I wanted to leave. Wanted a cigarette. I used to smoke cigarettes back then. I couldn’t leave, I had to wait for an MHP (mental health professional) to evaluate me for possible detention in a mental hospital, since 3 South was no longer available to me. Even if I changed my mind, they called it “bad faith” and I was not a good candidate for voluntary treatment. When the MHP finally came late that night, I engaged little. He asked if I wanted to kill myself. “I don’t want to talk about that,” I muttered, turning away. I ignored him.

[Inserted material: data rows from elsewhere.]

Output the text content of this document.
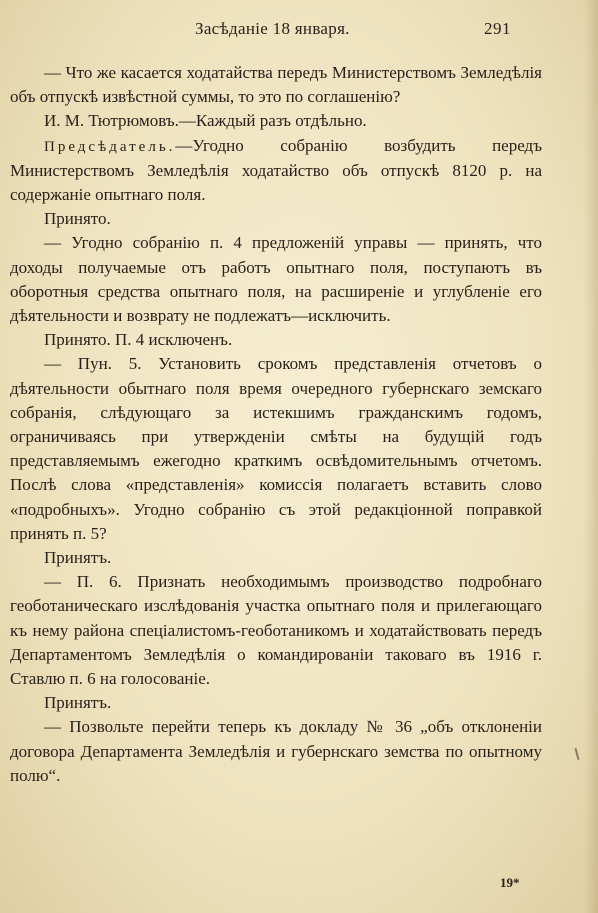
Засѣданіе 18 января.	291

— Что же касается ходатайства передъ Министерствомъ Земледѣлія объ отпускѣ извѣстной суммы, то это по соглашенію?

И. М. Тютрюмовъ.—Каждый разъ отдѣльно.

Предсѣдатель.—Угодно собранію возбудить передъ Министерствомъ Земледѣлія ходатайство объ отпускѣ 8120 р. на содержаніе опытнаго поля.

Принято.

— Угодно собранію п. 4 предложеній управы — принять, что доходы получаемые отъ работъ опытнаго поля, поступаютъ въ оборотныя средства опытнаго поля, на расширеніе и углубленіе его дѣятельности и возврату не подлежатъ—исключить.

Принято. П. 4 исключенъ.

— Пун. 5. Установить срокомъ представленія отчетовъ о дѣятельности обытнаго поля время очередного губернскаго земскаго собранія, слѣдующаго за истекшимъ гражданскимъ годомъ, ограничиваясь при утвержденіи смѣты на будущій годъ представляемымъ ежегодно краткимъ освѣдомительнымъ отчетомъ. Послѣ слова «представленія» комиссія полагаетъ вставить слово «подробныхъ». Угодно собранію съ этой редакціонной поправкой принять п. 5?

Принятъ.

— П. 6. Признать необходимымъ производство подробнаго геоботаническаго изслѣдованія участка опытнаго поля и прилегающаго къ нему района спеціалистомъ-геоботаникомъ и ходатайствовать передъ Департаментомъ Земледѣлія о командированіи таковаго въ 1916 г. Ставлю п. 6 на голосованіе.

Принятъ.

— Позвольте перейти теперь къ докладу № 36 „объ отклоненіи договора Департамента Земледѣлія и губернскаго земства по опытному полю“.

19*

Later he served me detention papers. I sort of snapped, throwing the papers back at him and yelling that I had to get out of here! A couple of nurses and the police behind them crowded at the door and told me to take an ativan to calm down or I’d get a shot. I took the ativan and slept fitfully off and on. I’m not sure how long I was in that ER, a nurse constantly watching me as I was a 1:1. Daylight came and I was given some breakfast but didn’t eat anything. Finally I was informed I’d be taken to foothills stabilization center, a mental hospital run by the county. I got in the ambulance like they told me, barely able to even look up. I was brought inside, made to change into their grey pajamas, and that night, I used the T-shirt to attempt to hang myself from the shower. I tried and tried, the damn thing was too stretchy. I got it to attach to the shower head well enough, and tied around my neck well enough, but I couldn’t find something to stand on. I just needed an inch, maybe two. Ugh. After a half hour of fighting with the stupid shirt and my tip toes still touching the floor, I got tired and went back to bed. No one caught me. I didn’t tell anyone. But the next day, they would notice the big red welt around my neck and all hell would break loose.